Sono stati anni incredibili e singolari, sono stati anche i miei inizi nel mondo del lavoro, che era però così entusiasmante ed eccezionale da diventare parte importante della mia vita. Mi sono trovata giovanissima a lavorare accanto a Nicolini, persona geniale e coraggiosa e a una squadra super preparata e creativa. I ricordi di quell’esperienza sono molti e indelebili, ma forse la cosa che ritengo più significativa è l’aspetto socio politico di quel momento e la grande intuizione di lavorare per creare un rapporto nuovo tra spettacolo e città e tra spettatori e contenitore, tra il tessuto urbano e chi lo abita. I luoghi della città notturna, spopolati negli anni del terrorismo, sono così diventati nuovamente i luoghi d’eccellenza per fare cultura, per godere del cinema, del teatro, del video che era qualcosa di nuovo in tutte le sue forme, dell’arte contemporanea, portata fuori dagli spazi elitari, di grandi eventi, uno per tutti L’Ultimo Imperatore di Bertolucci al Circo Massimo dopo l’Oscar. I luoghi simbolo di Roma, le aree archeologiche, i quartieri, le piazze sono ridiventate vive, aree d’incontro, testimoni di una nuova voglia di stare insieme e partecipare a un momento unico e straordinario.
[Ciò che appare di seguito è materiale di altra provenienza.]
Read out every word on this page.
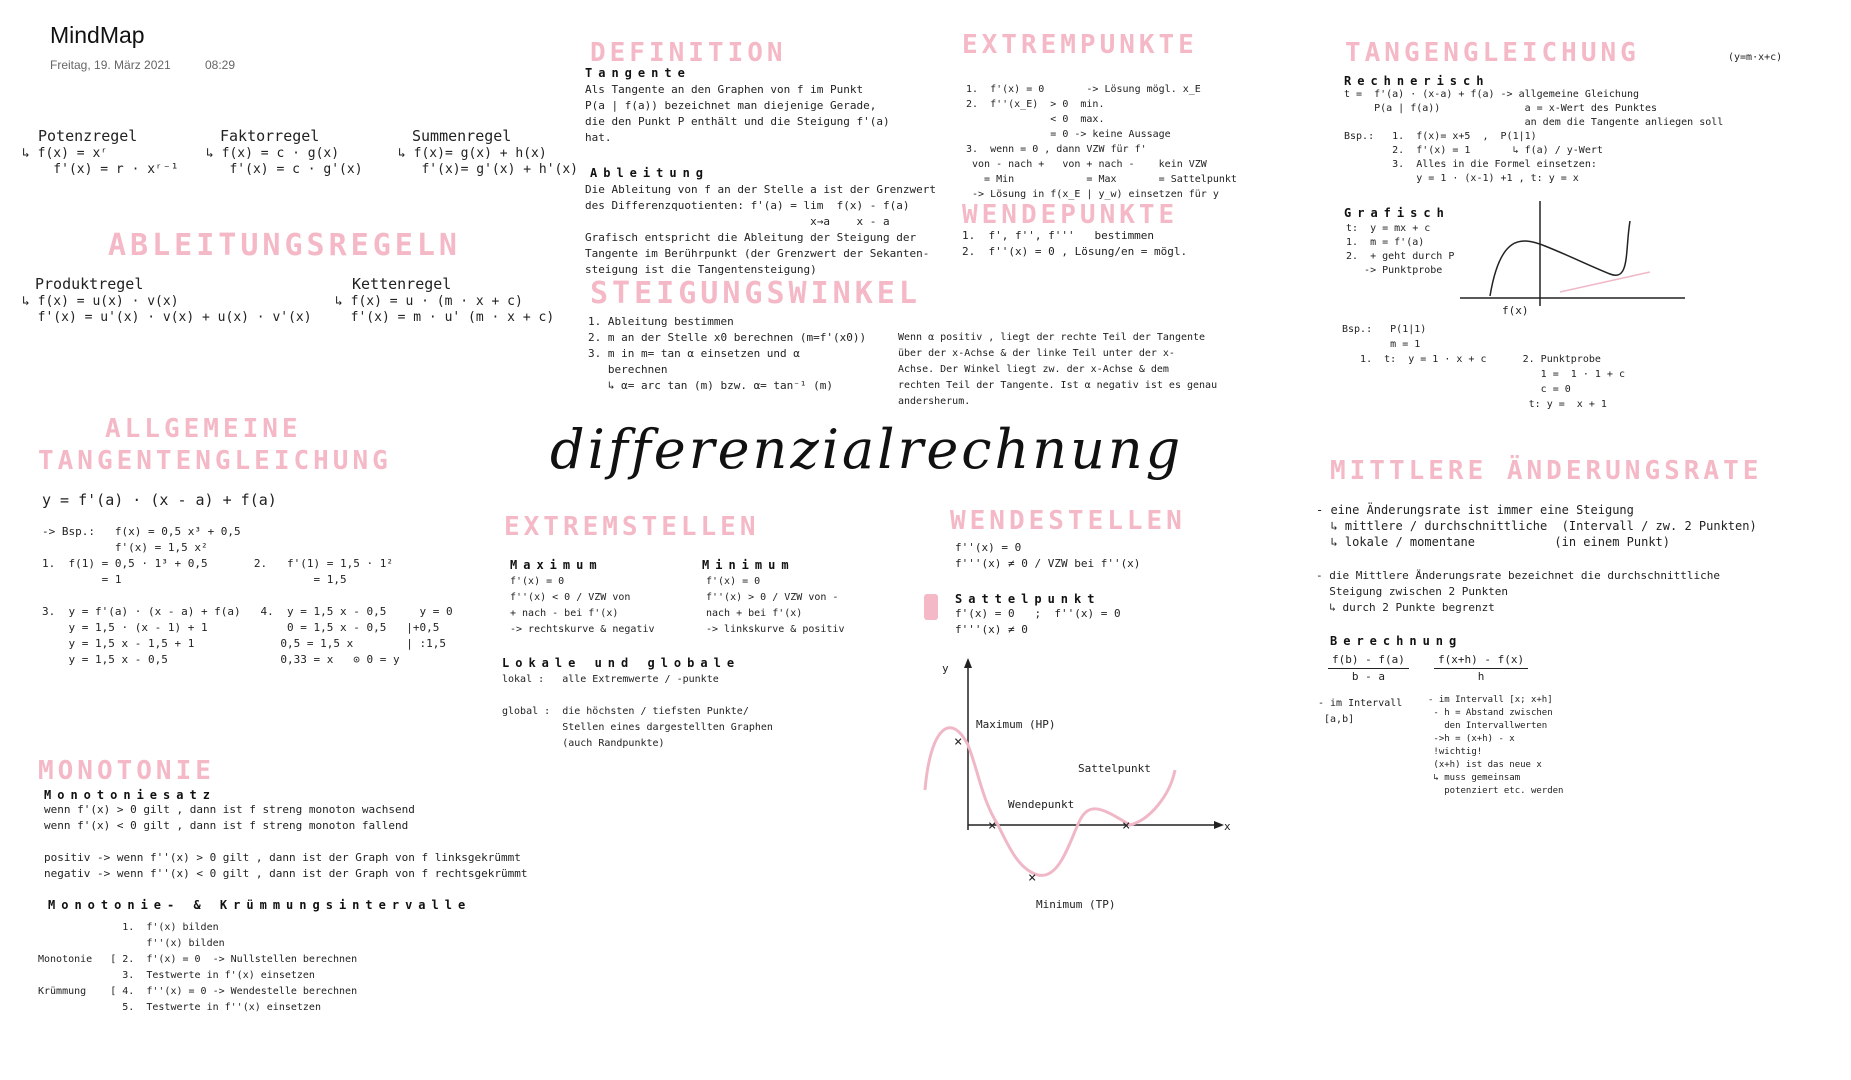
MindMap
Freitag, 19. März 2021	08:29
differenzialrechnung
Potenzregel
↳ f(x) = xʳ
f'(x) = r · xʳ⁻¹
Faktorregel
↳ f(x) = c · g(x)
f'(x) = c · g'(x)
Summenregel
↳ f(x)= g(x) + h(x)
f'(x)= g'(x) + h'(x)
ABLEITUNGSREGELN
Produktregel
↳ f(x) = u(x) · v(x)
f'(x) = u'(x) · v(x) + u(x) · v'(x)
Kettenregel
↳ f(x) = u · (m · x + c)
f'(x) = m · u' (m · x + c)
DEFINITION
Tangente
Als Tangente an den Graphen von f im Punkt
P(a | f(a)) bezeichnet man diejenige Gerade,
die den Punkt P enthält und die Steigung f'(a)
hat.
Ableitung
Die Ableitung von f an der Stelle a ist der Grenzwert
des Differenzquotienten: f'(a) = lim  f(x) - f(a)
x→a    x - a
Grafisch entspricht die Ableitung der Steigung der
Tangente im Berührpunkt (der Grenzwert der Sekanten-
steigung ist die Tangentensteigung)
EXTREMPUNKTE
1.  f'(x) = 0       -> Lösung mögl. x_E
2.  f''(x_E)  > 0  min.
< 0  max.
= 0 -> keine Aussage
3.  wenn = 0 , dann VZW für f'
von - nach +   von + nach -    kein VZW
= Min            = Max       = Sattelpunkt
-> Lösung in f(x_E | y_w) einsetzen für y
WENDEPUNKTE
1.  f', f'', f'''   bestimmen
2.  f''(x) = 0 , Lösung/en = mögl.
STEIGUNGSWINKEL
1. Ableitung bestimmen
2. m an der Stelle x0 berechnen (m=f'(x0))
3. m in m= tan α einsetzen und α
berechnen
↳ α= arc tan (m) bzw. α= tan⁻¹ (m)
Wenn α positiv , liegt der rechte Teil der Tangente
über der x-Achse & der linke Teil unter der x-
Achse. Der Winkel liegt zw. der x-Achse & dem
rechten Teil der Tangente. Ist α negativ ist es genau
andersherum.
TANGENGLEICHUNG	(y=m·x+c)
Rechnerisch
t =  f'(a) · (x-a) + f(a) -> allgemeine Gleichung
P(a | f(a))              a = x-Wert des Punktes
an dem die Tangente anliegen soll
Bsp.:   1.  f(x)= x+5  ,  P(1|1)
2.  f'(x) = 1       ↳ f(a) / y-Wert
3.  Alles in die Formel einsetzen:
y = 1 · (x-1) +1 , t: y = x
Grafisch
t:  y = mx + c
1.  m = f'(a)
2.  + geht durch P
-> Punktprobe
f(x)
Bsp.:   P(1|1)
m = 1
1.  t:  y = 1 · x + c      2. Punktprobe
1 =  1 · 1 + c
c = 0
t: y =  x + 1
ALLGEMEINE
TANGENTENGLEICHUNG
y = f'(a) · (x - a) + f(a)
-> Bsp.:   f(x) = 0,5 x³ + 0,5
f'(x) = 1,5 x²
1.  f(1) = 0,5 · 1³ + 0,5       2.   f'(1) = 1,5 · 1²
= 1                             = 1,5

3.  y = f'(a) · (x - a) + f(a)   4.  y = 1,5 x - 0,5     y = 0
y = 1,5 · (x - 1) + 1            0 = 1,5 x - 0,5   |+0,5
y = 1,5 x - 1,5 + 1             0,5 = 1,5 x        | :1,5
y = 1,5 x - 0,5                 0,33 = x   ⊙ 0 = y
EXTREMSTELLEN
Maximum
f'(x) = 0
f''(x) < 0 / VZW von
+ nach - bei f'(x)
-> rechtskurve & negativ
Minimum
f'(x) = 0
f''(x) > 0 / VZW von -
nach + bei f'(x)
-> linkskurve & positiv
Lokale und globale
lokal :   alle Extremwerte / -punkte

global :  die höchsten / tiefsten Punkte/
Stellen eines dargestellten Graphen
(auch Randpunkte)
WENDESTELLEN
f''(x) = 0
f'''(x) ≠ 0 / VZW bei f''(x)
Sattelpunkt
f'(x) = 0   ;  f''(x) = 0
f'''(x) ≠ 0
y
x
×
×
×
×
Maximum (HP)
Minimum (TP)
Wendepunkt
Sattelpunkt
MONOTONIE
Monotoniesatz
wenn f'(x) > 0 gilt , dann ist f streng monoton wachsend
wenn f'(x) < 0 gilt , dann ist f streng monoton fallend

positiv -> wenn f''(x) > 0 gilt , dann ist der Graph von f linksgekrümmt
negativ -> wenn f''(x) < 0 gilt , dann ist der Graph von f rechtsgekrümmt
Monotonie- & Krümmungsintervalle
1.  f'(x) bilden
f''(x) bilden
Monotonie   [ 2.  f'(x) = 0  -> Nullstellen berechnen
3.  Testwerte in f'(x) einsetzen
Krümmung    [ 4.  f''(x) = 0 -> Wendestelle berechnen
5.  Testwerte in f''(x) einsetzen
MITTLERE ÄNDERUNGSRATE
- eine Änderungsrate ist immer eine Steigung
↳ mittlere / durchschnittliche  (Intervall / zw. 2 Punkten)
↳ lokale / momentane           (in einem Punkt)
- die Mittlere Änderungsrate bezeichnet die durchschnittliche
Steigung zwischen 2 Punkten
↳ durch 2 Punkte begrenzt
Berechnung
$\frac{f(b) - f(a)}{b - a} \frac{f(x+h) - f(x)}{h}$
- im Intervall
[a,b]
- im Intervall [x; x+h]
- h = Abstand zwischen
den Intervallwerten
->h = (x+h) - x
!wichtig!
(x+h) ist das neue x
↳ muss gemeinsam
potenziert etc. werden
In tempi di Covid, quando la piazza e lo stare insieme sembrano essere diventati “nemici” il mondo di “Nicolini” è lontanissimo, ma credo che dopo questo periodo si dovrà ritrovare una politica culturale coraggiosa e creativa, che riesca a ricostruire il legame tra i luoghi e le persone, a ridare il giusto spazio allo stare insieme “ravvicinato”, a proporre una cultura vicina alla gente e ripensata per un mondo che cambia. Credo questa sia la grande sfida che aspetta tutti quelli che, a diverso titolo, si occupano di politica e cultura, cose che non si possono disgiungere.